A shortage of Marmite, arguments over exporting jam and angry Belgians. And that’s just this month.  As the Canadian trade deal stalls, and the government decides which cottage industry its will pick next as saviour for the nation, the British people are still no clearer getting an answer to what Brexit actually means. And they are also no clearer as to how they can have a say in how that question is answered.

To date there have been three stages to Brexit. The first was ideological: an ever-rising euroscepticism, rooted in a feeling that the costs the compromises working with others require were not comparable to the benefits. It oozed out, almost unnoticed, from its dormant home deep in the Labour left and the Tory right, stoked by Ukip to devastating effect.

The second stage was the campaign of that referendum itself: a focus on immigration over-riding a wider debate about free trade, and underpinned by the tempting and vague claim that, in an unstable, unfair world, control could be taken back. With any deal dependent on the agreement of twenty eight other countries, it has already proved a hollow victory.

For the last few months, these consequences of these two stages have dominated discussion, generating heat, but not light about what happens next. Neither has anything helped to bring back together those who feel their lives are increasingly at the mercy of a political and economic elite and those who fear Britain is retreating from being a world leader to a back water.

Little wonder the analogy most commonly and easily reached for by commentators has been that of a divorce. They speculate our coming separation from our EU partners is going to be messy, combative and rancorous. Trash talk from some - including those in charge of negotiating -  further feeds this perception. That’s why it is time for all sides to push onto Brexit part three: the practical stage. How and when is it actually going to happen?
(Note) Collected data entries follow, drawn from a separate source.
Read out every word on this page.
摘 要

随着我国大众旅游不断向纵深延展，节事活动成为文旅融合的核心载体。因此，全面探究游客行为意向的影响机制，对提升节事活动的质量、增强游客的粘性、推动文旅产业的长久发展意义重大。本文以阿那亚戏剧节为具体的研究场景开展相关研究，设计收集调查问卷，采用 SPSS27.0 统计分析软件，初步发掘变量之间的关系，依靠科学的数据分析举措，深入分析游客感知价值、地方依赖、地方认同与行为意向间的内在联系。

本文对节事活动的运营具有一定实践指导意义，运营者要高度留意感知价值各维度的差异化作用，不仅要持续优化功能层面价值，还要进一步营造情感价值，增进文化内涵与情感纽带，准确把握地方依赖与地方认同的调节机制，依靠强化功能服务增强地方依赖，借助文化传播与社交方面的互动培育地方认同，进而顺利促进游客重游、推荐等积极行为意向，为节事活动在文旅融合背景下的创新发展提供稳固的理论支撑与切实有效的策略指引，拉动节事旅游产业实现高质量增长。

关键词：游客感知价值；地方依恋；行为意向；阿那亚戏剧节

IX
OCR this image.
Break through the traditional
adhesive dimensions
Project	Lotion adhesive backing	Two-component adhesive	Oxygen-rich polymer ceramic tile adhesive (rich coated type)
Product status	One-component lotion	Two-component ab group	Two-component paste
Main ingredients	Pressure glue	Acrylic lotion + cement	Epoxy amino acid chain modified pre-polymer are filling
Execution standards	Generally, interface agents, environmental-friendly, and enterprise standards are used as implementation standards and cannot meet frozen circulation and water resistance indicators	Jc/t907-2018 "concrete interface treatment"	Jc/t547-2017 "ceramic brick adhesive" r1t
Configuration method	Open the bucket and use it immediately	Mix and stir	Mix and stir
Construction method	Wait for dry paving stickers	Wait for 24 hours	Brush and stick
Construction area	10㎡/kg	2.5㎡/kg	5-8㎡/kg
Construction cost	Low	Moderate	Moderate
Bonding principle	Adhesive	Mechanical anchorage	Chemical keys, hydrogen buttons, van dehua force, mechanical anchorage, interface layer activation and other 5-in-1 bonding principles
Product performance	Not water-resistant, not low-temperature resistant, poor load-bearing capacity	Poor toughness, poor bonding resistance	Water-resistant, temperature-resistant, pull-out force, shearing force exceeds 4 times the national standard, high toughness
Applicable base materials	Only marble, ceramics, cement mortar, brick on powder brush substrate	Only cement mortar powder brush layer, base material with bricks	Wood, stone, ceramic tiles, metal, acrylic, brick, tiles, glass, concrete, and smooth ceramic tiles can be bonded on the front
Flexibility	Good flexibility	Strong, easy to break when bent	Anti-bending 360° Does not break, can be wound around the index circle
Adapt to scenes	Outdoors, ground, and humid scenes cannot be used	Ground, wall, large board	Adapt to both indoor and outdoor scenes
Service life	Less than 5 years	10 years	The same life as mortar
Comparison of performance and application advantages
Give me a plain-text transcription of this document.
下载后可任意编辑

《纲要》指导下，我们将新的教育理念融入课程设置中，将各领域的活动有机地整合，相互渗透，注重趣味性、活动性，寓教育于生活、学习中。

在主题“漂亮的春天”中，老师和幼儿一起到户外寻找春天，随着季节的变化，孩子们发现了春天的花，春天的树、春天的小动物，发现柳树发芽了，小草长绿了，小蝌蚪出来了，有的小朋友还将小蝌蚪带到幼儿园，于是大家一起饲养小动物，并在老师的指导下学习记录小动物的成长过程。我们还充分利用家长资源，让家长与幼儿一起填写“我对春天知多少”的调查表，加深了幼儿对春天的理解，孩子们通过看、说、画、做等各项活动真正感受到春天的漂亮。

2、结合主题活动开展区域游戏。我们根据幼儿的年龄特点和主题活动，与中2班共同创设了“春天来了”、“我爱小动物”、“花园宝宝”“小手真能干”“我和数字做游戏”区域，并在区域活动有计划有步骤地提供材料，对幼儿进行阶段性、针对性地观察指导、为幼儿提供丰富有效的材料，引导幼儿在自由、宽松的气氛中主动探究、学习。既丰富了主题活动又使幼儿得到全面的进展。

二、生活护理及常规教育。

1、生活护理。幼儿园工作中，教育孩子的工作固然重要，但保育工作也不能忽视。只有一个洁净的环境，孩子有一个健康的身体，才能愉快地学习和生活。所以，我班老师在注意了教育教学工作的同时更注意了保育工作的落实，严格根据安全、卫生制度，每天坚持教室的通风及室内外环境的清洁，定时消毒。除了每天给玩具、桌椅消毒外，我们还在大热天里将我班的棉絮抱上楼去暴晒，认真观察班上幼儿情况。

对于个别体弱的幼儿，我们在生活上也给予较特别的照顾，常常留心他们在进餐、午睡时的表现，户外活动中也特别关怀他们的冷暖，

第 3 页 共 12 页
A more constructive framework to use than marriage is one of a changing business, rather than a changing relationship. Whatever the solid economic benefits of EU membership, the British people decided the social and democratic costs had become too great. So now we must adapt.
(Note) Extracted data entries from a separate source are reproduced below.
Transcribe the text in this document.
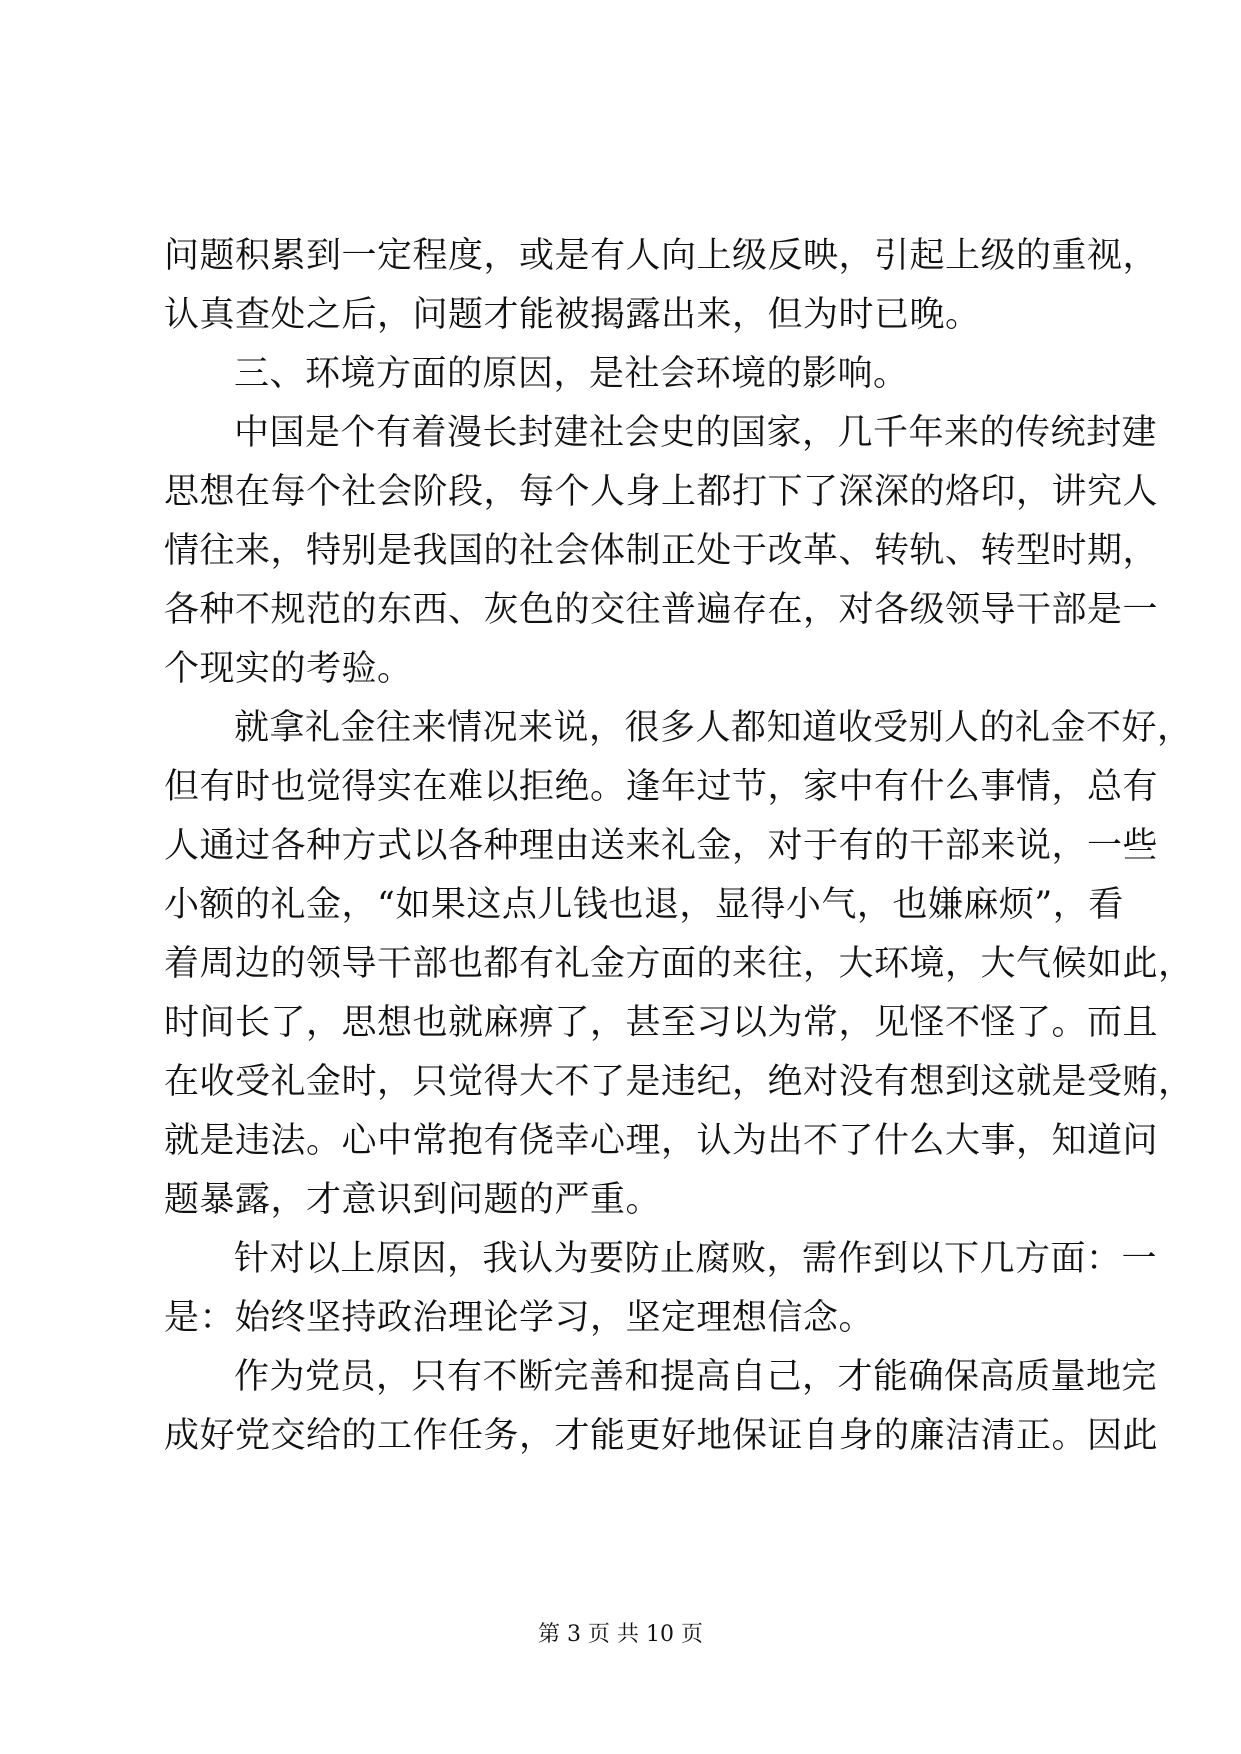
问题积累到一定程度，或是有人向上级反映，引起上级的重视，
认真查处之后，问题才能被揭露出来，但为时已晚。
三、环境方面的原因，是社会环境的影响。
中国是个有着漫长封建社会史的国家，几千年来的传统封建
思想在每个社会阶段，每个人身上都打下了深深的烙印，讲究人
情往来，特别是我国的社会体制正处于改革、转轨、转型时期，
各种不规范的东西、灰色的交往普遍存在，对各级领导干部是一
个现实的考验。
就拿礼金往来情况来说，很多人都知道收受别人的礼金不好，
但有时也觉得实在难以拒绝。逢年过节，家中有什么事情，总有
人通过各种方式以各种理由送来礼金，对于有的干部来说，一些
小额的礼金，“如果这点儿钱也退，显得小气，也嫌麻烦”，看
着周边的领导干部也都有礼金方面的来往，大环境，大气候如此，
时间长了，思想也就麻痹了，甚至习以为常，见怪不怪了。而且
在收受礼金时，只觉得大不了是违纪，绝对没有想到这就是受贿，
就是违法。心中常抱有侥幸心理，认为出不了什么大事，知道问
题暴露，才意识到问题的严重。
针对以上原因，我认为要防止腐败，需作到以下几方面：一
是：始终坚持政治理论学习，坚定理想信念。
作为党员，只有不断完善和提高自己，才能确保高质量地完
成好党交给的工作任务，才能更好地保证自身的廉洁清正。因此
第 3 页 共 10 页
Brexit should be as much about innovating in what we make and create as it is about seeking to renew our trading deals with the world. New products must be sought alongside new markets. This doesn’t have to mean cutting corners or cutting jobs, but it does mean being prepared to learn new skills and invest in helping those in industries that are struggling to make this leap to move on. The UK has an incredible and varied set of services and products to offer the world, but will need to focus on what we do well and uniquely here to thrive. This is easier said than done, but can also offer hope. Specialising and skilling up also means we can resist those who want us to jettison hard-won environmental and social protections as an alternative. 

Most accept such a transition will take time. But what is contested is that it will require openness. However, handing the public a done deal - however well mediated - will do little to address the division within our country. Ensuring the best deal in a way that can garner the public support it needs to work requires strong feedback channels. That is why transparency about the government's plans for Brexit is so important. Of course, a balance needs to be struck with the need to protect negotiating positions, but scrutiny by parliament- and by extension the public- will be vital. With so many differing factors at stake and choices to be made, MPs have to be able and willing to bring their constituents into the discussion not just about what Brexit actually entails, but also what kind of country Britain will be during and after the result - and their role in making it happen. 

Those who want to claim the engagement of parliament and the public undermines the referendum result are still in stages one and two of this debate, looking for someone to blame for past injustices, not building a better future for all. Our Marmite may be safe for the moment, but Brexit can’t remain a love it or hate it phenomenon. It’s time for everyone to get practical.